Also, a lot can been said about northeastern investors being somewhat more conservative than their west-coast collegues, seeking more 'sciense projects' more than mashups.
Today I've heard of another northeastern angel group requiring startups to pay to pitch. It's not a 5-digit number, but it is a 3 digit number for one, and 4-digit for the other. I'm sure there's a very good reason for it, that I'm not aware of. I'm sure this is not an expense that the average investor group can not self-manage. Is it a tool to filter entrepreneurs? And if so, does this mean that investors think successful entrepreneurs are the ones who can afford handing money over to investors (which sounds to me somewhat reversed)?
It just strikes me that entrepreneurs need to focus on making progress at their business, and put every resource they can into it, including, or perhaps, especially money.
Angels asking entrepreneurs to pay to pitch is, well, beyond me. Sorry.
At the same breath I'd like to mention a highly popular recent thread that's talking about more focus into students who have great ideas (Here's one, two and there's more): (Scott Kirsner) "the biggest way to make Boston more competitive and innovative right now is to do a better job connecting students with our innovation economy"

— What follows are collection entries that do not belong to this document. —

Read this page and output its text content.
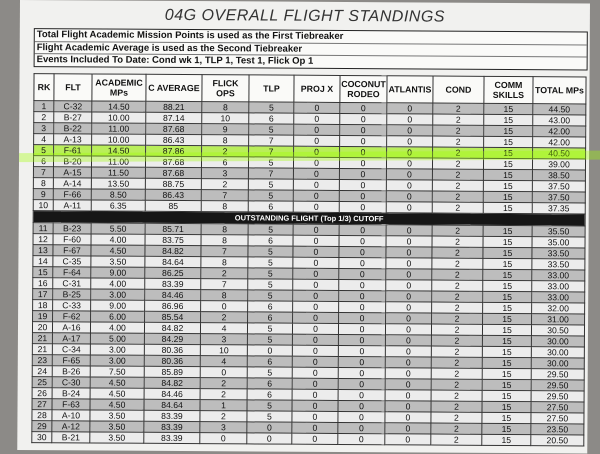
04G OVERALL FLIGHT STANDINGS
Total Flight Academic Mission Points is used as the First Tiebreaker
Flight Academic Average is used as the Second Tiebreaker
Events Included To Date: Cond wk 1, TLP 1, Test 1, Flick Op 1
RK	FLT	ACADEMIC MPs	C AVERAGE	FLICK OPS	TLP	PROJ X	COCONUT RODEO	ATLANTIS	COND	COMM SKILLS	TOTAL MPs
1	C-32	14.50	88.21	8	5	0	0	0	2	15	44.50
2	B-27	10.00	87.14	10	6	0	0	0	2	15	43.00
3	B-22	11.00	87.68	9	5	0	0	0	2	15	42.00
4	A-13	10.00	86.43	8	7	0	0	0	2	15	42.00
5	F-61	14.50	87.86	2	7	0	0	0	2	15	40.50
6	B-20	11.00	87.68	6	5	0	0	0	2	15	39.00
7	A-15	11.50	87.68	3	7	0	0	0	2	15	38.50
8	A-14	13.50	88.75	2	5	0	0	0	2	15	37.50
9	F-66	8.50	86.43	7	5	0	0	0	2	15	37.50
10	A-11	6.35	85	8	6	0	0	0	2	15	37.35
OUTSTANDING FLIGHT (Top 1/3) CUTOFF											
11	B-23	5.50	85.71	8	5	0	0	0	2	15	35.50
12	F-60	4.00	83.75	8	6	0	0	0	2	15	35.00
13	F-67	4.50	84.82	7	5	0	0	0	2	15	33.50
14	C-35	3.50	84.64	8	5	0	0	0	2	15	33.50
15	F-64	9.00	86.25	2	5	0	0	0	2	15	33.00
16	C-31	4.00	83.39	7	5	0	0	0	2	15	33.00
17	B-25	3.00	84.46	8	5	0	0	0	2	15	33.00
18	C-33	9.00	86.96	0	6	0	0	0	2	15	32.00
19	F-62	6.00	85.54	2	6	0	0	0	2	15	31.00
20	A-16	4.00	84.82	4	5	0	0	0	2	15	30.50
21	A-17	5.00	84.29	3	5	0	0	0	2	15	30.00
21	C-34	3.00	80.36	10	0	0	0	0	2	15	30.00
23	F-65	3.00	80.36	4	6	0	0	0	2	15	30.00
24	B-26	7.50	85.89	0	5	0	0	0	2	15	29.50
25	C-30	4.50	84.82	2	6	0	0	0	2	15	29.50
26	B-24	4.50	84.46	2	6	0	0	0	2	15	29.50
27	F-63	4.50	84.64	1	5	0	0	0	2	15	27.50
28	A-10	3.50	83.39	2	5	0	0	0	2	15	27.50
29	A-12	3.50	83.39	3	0	0	0	0	2	15	23.50
30	B-21	3.50	83.39	0	0	0	0	0	2	15	20.50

I've nothing against that, given the incredible things that are coming out of the MIT's of the world. At the same breath, though, there is something to be said about experienced workers seeing something they could do better and pursuing it. One thing that stands for them, at least, is their experience and knowledge.
I don't think it's the one or the other, but the almost-exclusive focus on grads is slightly missing the point IMO.